Metadata-Version: 2.4
Name: b12x
Version: 0.12.3
Summary: Unapologetically SM120-only CuTe DSL kernels for NVFP4 GEMM and MoE.
Author: Luke
License: Apache-2.0
Requires-Python: <4.0,>=3.10
Description-Content-Type: text/markdown
Requires-Dist: torch>=2.10.0
Requires-Dist: cuda-python
Requires-Dist: nvidia-cutlass-dsl>=4.4.1
Requires-Dist: nvidia-cutlass-dsl-libs-base>=4.4.1
Requires-Dist: nvidia-cutlass-dsl-libs-cu13>=4.4.1
Requires-Dist: apache-tvm-ffi!=0.1.8,!=0.1.8.post0,<0.2,>=0.1.6
Requires-Dist: rich>=13
Requires-Dist: fastapi>=0.115
Requires-Dist: uvicorn>=0.34
Requires-Dist: transformers>=4.51
Requires-Dist: safetensors>=0.6
Provides-Extra: dev
Requires-Dist: pytest; extra == "dev"


`b12x` is an SM120/SM121 CuTe DSL kernel library for (primarily) NVFP4 LLM inference.

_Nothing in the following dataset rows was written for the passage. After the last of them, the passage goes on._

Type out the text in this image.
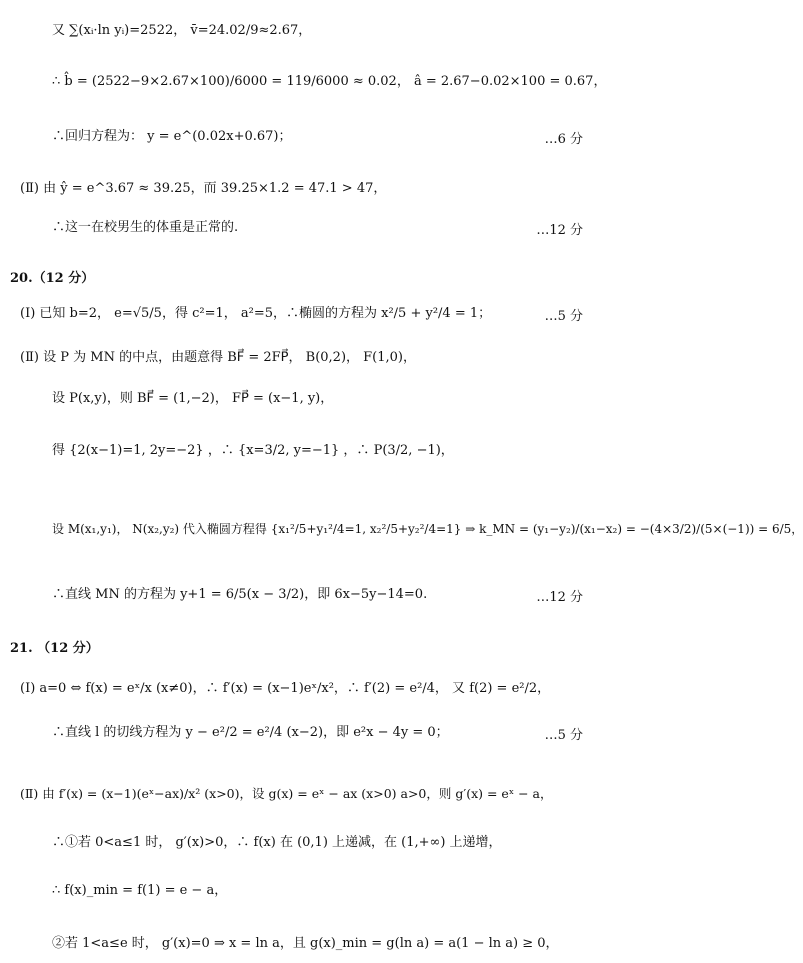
又 ∑(xᵢ·ln yᵢ)=2522， v̄=24.02/9≈2.67，
∴ b̂ = (2522−9×2.67×100)/6000 = 119/6000 ≈ 0.02， â = 2.67−0.02×100 = 0.67，
∴回归方程为： y = e^(0.02x+0.67)；	…6 分
(Ⅱ) 由 ŷ = e^3.67 ≈ 39.25，而 39.25×1.2 = 47.1 > 47，
∴这一在校男生的体重是正常的.	…12 分
20.（12 分）
(Ⅰ) 已知 b=2， e=√5/5，得 c²=1， a²=5，∴椭圆的方程为 x²/5 + y²/4 = 1；	…5 分
(Ⅱ) 设 P 为 MN 的中点，由题意得 BF⃗ = 2FP⃗， B(0,2)， F(1,0)，
设 P(x,y)，则 BF⃗ = (1,−2)， FP⃗ = (x−1, y)，
得 {2(x−1)=1, 2y=−2} ，∴ {x=3/2, y=−1} ，∴ P(3/2, −1)，
设 M(x₁,y₁)， N(x₂,y₂) 代入椭圆方程得 {x₁²/5+y₁²/4=1, x₂²/5+y₂²/4=1} ⇒ k_MN = (y₁−y₂)/(x₁−x₂) = −(4×3/2)/(5×(−1)) = 6/5，
∴直线 MN 的方程为 y+1 = 6/5(x − 3/2)，即 6x−5y−14=0.	…12 分
21. （12 分）
(Ⅰ) a=0 ⇔ f(x) = eˣ/x (x≠0)，∴ f′(x) = (x−1)eˣ/x²，∴ f′(2) = e²/4， 又 f(2) = e²/2，
∴直线 l 的切线方程为 y − e²/2 = e²/4 (x−2)，即 e²x − 4y = 0；	…5 分
(Ⅱ) 由 f′(x) = (x−1)(eˣ−ax)/x² (x>0)，设 g(x) = eˣ − ax (x>0) a>0，则 g′(x) = eˣ − a，
∴①若 0<a≤1 时， g′(x)>0，∴ f(x) 在 (0,1) 上递减，在 (1,+∞) 上递增，
∴ f(x)_min = f(1) = e − a，
②若 1<a≤e 时， g′(x)=0 ⇒ x = ln a，且 g(x)_min = g(ln a) = a(1 − ln a) ≥ 0，
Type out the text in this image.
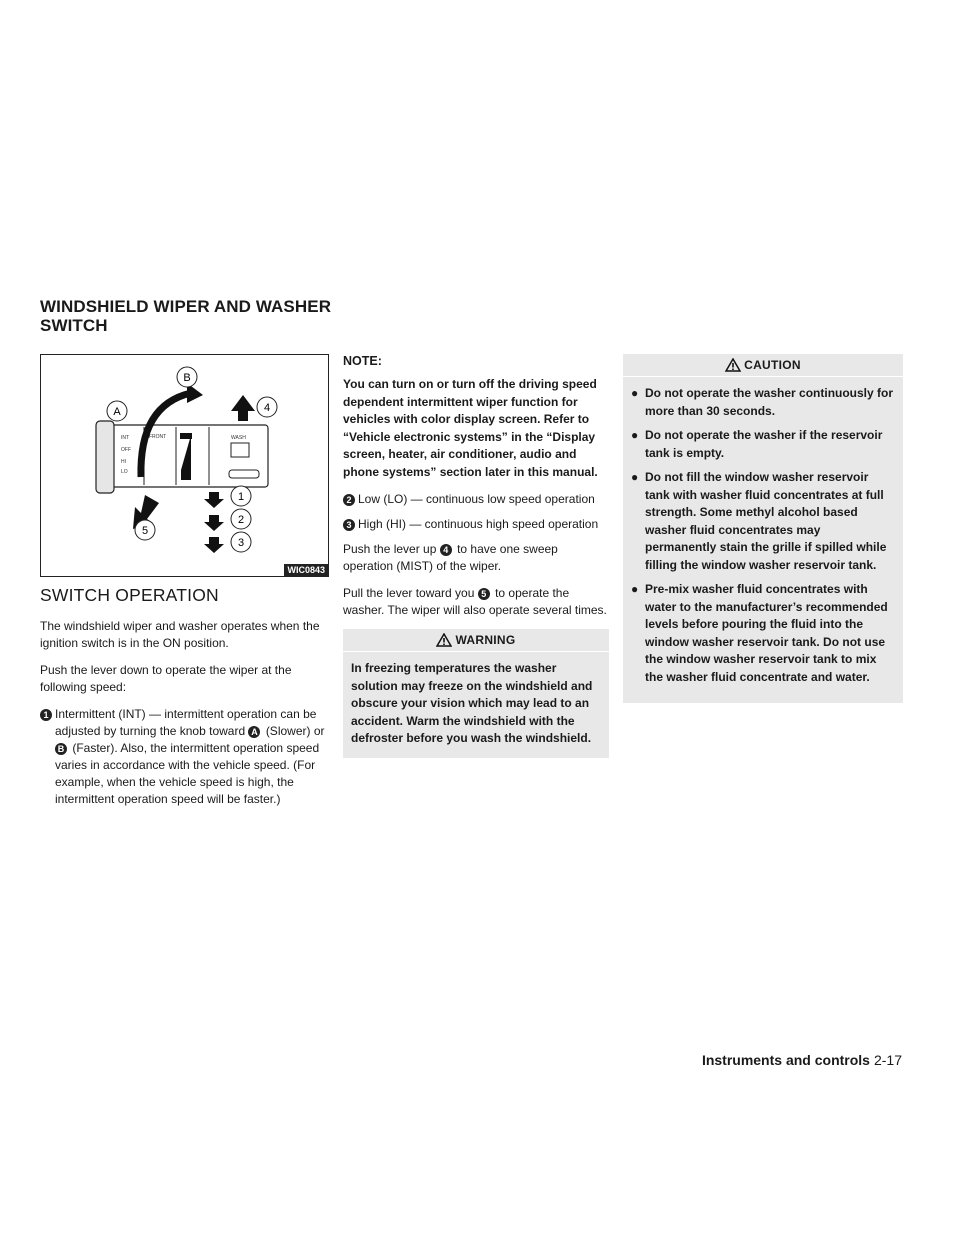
WINDSHIELD WIPER AND WASHER SWITCH
INT
OFF
HI
LO
FRONT	WASH
A
B
1
2
3
4
5
WIC0843
SWITCH OPERATION

The windshield wiper and washer operates when the ignition switch is in the ON position.

Push the lever down to operate the wiper at the following speed:

1 Intermittent (INT) — intermittent operation can be adjusted by turning the knob toward A (Slower) or B (Faster). Also, the intermittent operation speed varies in accordance with the vehicle speed. (For example, when the vehicle speed is high, the intermittent operation speed will be faster.)
NOTE:

You can turn on or turn off the driving speed dependent intermittent wiper function for vehicles with color display screen. Refer to “Vehicle electronic systems” in the “Display screen, heater, air conditioner, audio and phone systems” section later in this manual.

2 Low (LO) — continuous low speed operation
3 High (HI) — continuous high speed operation

Push the lever up 4 to have one sweep operation (MIST) of the wiper.

Pull the lever toward you 5 to operate the washer. The wiper will also operate several times.

WARNING
In freezing temperatures the washer solution may freeze on the windshield and obscure your vision which may lead to an accident. Warm the windshield with the defroster before you wash the windshield.
CAUTION
● Do not operate the washer continuously for more than 30 seconds.
● Do not operate the washer if the reservoir tank is empty.
● Do not fill the window washer reservoir tank with washer fluid concentrates at full strength. Some methyl alcohol based washer fluid concentrates may permanently stain the grille if spilled while filling the window washer reservoir tank.
● Pre-mix washer fluid concentrates with water to the manufacturer’s recommended levels before pouring the fluid into the window washer reservoir tank. Do not use the window washer reservoir tank to mix the washer fluid concentrate and water.
Instruments and controls 2-17
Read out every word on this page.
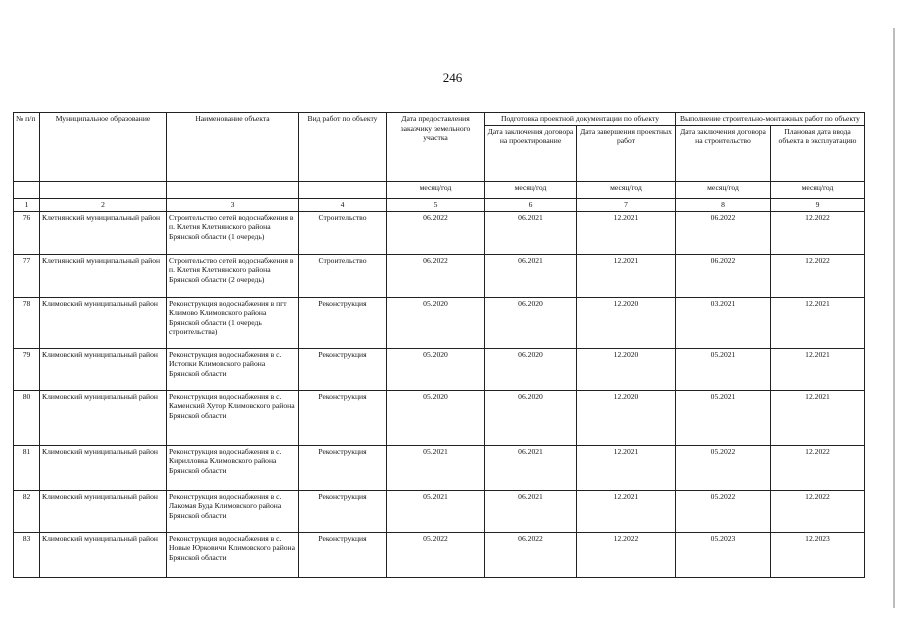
246
№ п/п	Муниципальное образование	Наименование объекта	Вид работ по объекту	Дата предоставления заказчику земельного участка	Подготовка проектной документации по объекту		Выполнение строительно-монтажных работ по объекту	
					Дата заключения договора на проектирование	Дата завершения проектных работ	Дата заключения договора на строительство	Плановая дата ввода объекта в эксплуатацию
				месяц/год	месяц/год	месяц/год	месяц/год	месяц/год
1	2	3	4	5	6	7	8	9
76	Клетнянский муниципальный район	Строительство сетей водоснабжения в п. Клетня Клетнянского района Брянской области (1 очередь)	Строительство	06.2022	06.2021	12.2021	06.2022	12.2022
77	Клетнянский муниципальный район	Строительство сетей водоснабжения в п. Клетня Клетнянского района Брянской области (2 очередь)	Строительство	06.2022	06.2021	12.2021	06.2022	12.2022
78	Климовский муниципальный район	Реконструкция водоснабжения в пгт Климово Климовского района Брянской области (1 очередь строительства)	Реконструкция	05.2020	06.2020	12.2020	03.2021	12.2021
79	Климовский муниципальный район	Реконструкция водоснабжения в с. Истопки Климовского района Брянской области	Реконструкция	05.2020	06.2020	12.2020	05.2021	12.2021
80	Климовский муниципальный район	Реконструкция водоснабжения в с. Каменский Хутор Климовского района Брянской области	Реконструкция	05.2020	06.2020	12.2020	05.2021	12.2021
81	Климовский муниципальный район	Реконструкция водоснабжения в с. Кирилловка Климовского района Брянской области	Реконструкция	05.2021	06.2021	12.2021	05.2022	12.2022
82	Климовский муниципальный район	Реконструкция водоснабжения в с. Лакомая Буда Климовского района Брянской области	Реконструкция	05.2021	06.2021	12.2021	05.2022	12.2022
83	Климовский муниципальный район	Реконструкция водоснабжения в с. Новые Юрковичи Климовского района Брянской области	Реконструкция	05.2022	06.2022	12.2022	05.2023	12.2023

It is intentionally narrow. This is not a generic CUDA kernel collection or a
full model-serving stack. It does not intend to target any other GPU architectures,
including SM100. It is a focused package for a small number of high-performance
kernels plus the runtime glue needed to launch them cleanly from `sglang`/`vllm`.

Currently supported kernels:
- NVFP4 fused MoE GEMM
- NVFP4 dense GEMM
- BF16/FP8 paged attention
- Sparse MLA attention (for DSA/NSA only).

```bash
pip install b12x
```

Ask your friendly neighborhood AI agent for further information on how to use this library.